Fiscale gelijkheid - Wat het is, definitie en concept

Inhoudsopgave:

Fiscale gelijkheid - Wat het is, definitie en concept
Fiscale gelijkheid - Wat het is, definitie en concept
Anonim

Fiscale gelijkheid is een principe dat stelt dat mensen moeten bijdragen aan de schatkist volgens hun belastbare capaciteit.

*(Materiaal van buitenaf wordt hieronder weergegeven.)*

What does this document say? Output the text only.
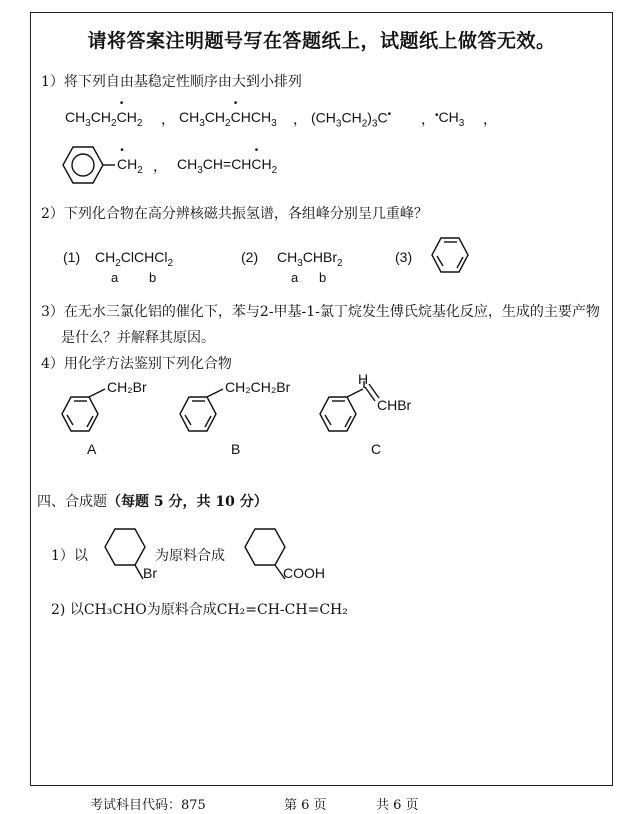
请将答案注明题号写在答题纸上，试题纸上做答无效。
1）将下列自由基稳定性顺序由大到小排列
$CH_3CH_2•$ $CH_2$ ， $CH_3CH_2•$ $CHCH_3$ ， $(CH_3CH_2)_3C^•$ ， $^•CH_3$ ，
• $CH_2$ ， $CH_3CH=CH•$ $CH_2$
2）下列化合物在高分辨核磁共振氢谱，各组峰分别呈几重峰？
(1) $CH_2ClCHCl_2$
a b
(2) $CH_3CHBr_2$
a b
(3)
3）在无水三氯化铝的催化下，苯与2-甲基-1-氯丁烷发生傅氏烷基化反应，生成的主要产物
是什么？并解释其原因。
4）用化学方法鉴别下列化合物
CH₂Br
A
CH₂CH₂Br
B
H
CHBr
C
四、合成题（每题 5 分，共 10 分）
1）以
Br
为原料合成
COOH
2) 以CH₃CHO为原料合成CH₂=CH-CH=CH₂
考试科目代码：875	第 6 页	共 6 页
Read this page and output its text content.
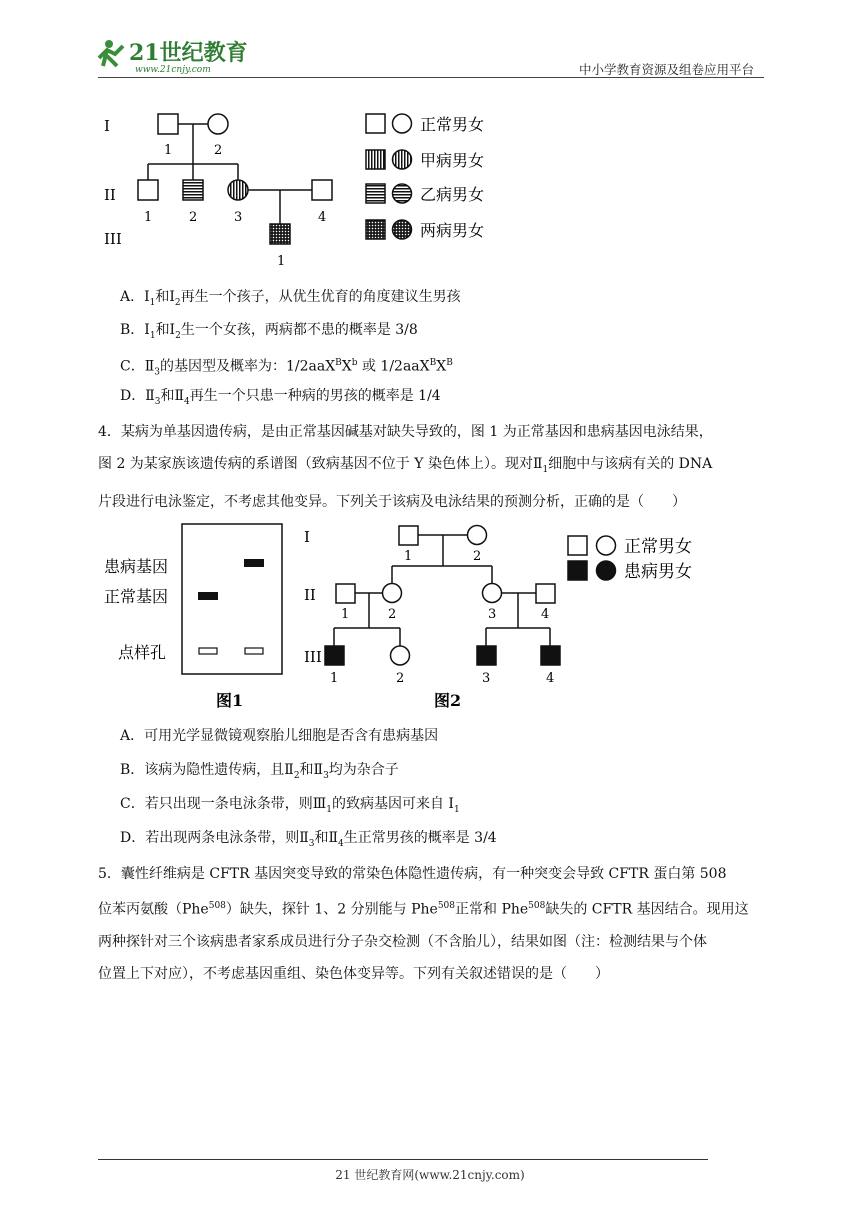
21世纪教育
www.21cnjy.com	中小学教育资源及组卷应用平台
I
II
III
1	2
1	2	3	4
1
正常男女
甲病男女
乙病男女
两病男女
A．$Ⅰ_1$和$Ⅰ_2$再生一个孩子，从优生优育的角度建议生男孩
B．$Ⅰ_1$和$Ⅰ_2$生一个女孩，两病都不患的概率是 3/8
C．$Ⅱ_3$的基因型及概率为：$1/2aaX^BX^b$ 或 $1/2aaX^BX^B$
D．$Ⅱ_3$和$Ⅱ_4$再生一个只患一种病的男孩的概率是 1/4
4．某病为单基因遗传病，是由正常基因碱基对缺失导致的，图 1 为正常基因和患病基因电泳结果，
图 2 为某家族该遗传病的系谱图（致病基因不位于 Y 染色体上）。现对$Ⅱ_1$细胞中与该病有关的 DNA
片段进行电泳鉴定，不考虑其他变异。下列关于该病及电泳结果的预测分析，正确的是（　　）
患病基因
正常基因
点样孔
图1
I
II
III
1	2
1	2	3	4
1	2	3	4
图2
正常男女
患病男女
A．可用光学显微镜观察胎儿细胞是否含有患病基因
B．该病为隐性遗传病，且$Ⅱ_2$和$Ⅱ_3$均为杂合子
C．若只出现一条电泳条带，则$Ⅲ_1$的致病基因可来自 $I_1$
D．若出现两条电泳条带，则$Ⅱ_3$和$Ⅱ_4$生正常男孩的概率是 3/4
5．囊性纤维病是 CFTR 基因突变导致的常染色体隐性遗传病，有一种突变会导致 CFTR 蛋白第 508
位苯丙氨酸（Phe$^{508}$）缺失，探针 1、2 分别能与 Phe$^{508}$正常和 Phe$^{508}$缺失的 CFTR 基因结合。现用这
两种探针对三个该病患者家系成员进行分子杂交检测（不含胎儿），结果如图（注：检测结果与个体
位置上下对应），不考虑基因重组、染色体变异等。下列有关叙述错误的是（　　）
21 世纪教育网(www.21cnjy.com)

Dat wil zeggen, volgens deze premisse zouden individuen onderworpen moeten zijn aan een verschillende belastingdruk op basis van hun economische toestand. Dus hoe gunstiger de positie van de burger, hoe groter de belastingdruk en vice versa.

Dit principe streeft naar een meer gelijke verdeling van de belastingdruk over belastingplichtigen. Daarom moeten mensen met een grotere capaciteit meer bijdragen aan de schatkist. Op deze manier kunnen deze middelen bijvoorbeeld worden geïnvesteerd in openbare werken.

Merk ook op dat het bijdragende vermogen niet alleen wordt beoordeeld op basis van beloning, maar ook op andere variabelen zoals eigen vermogen en beschikbaar inkomen (het inkomen dat overblijft na het voldoen aan alle verplichtingen).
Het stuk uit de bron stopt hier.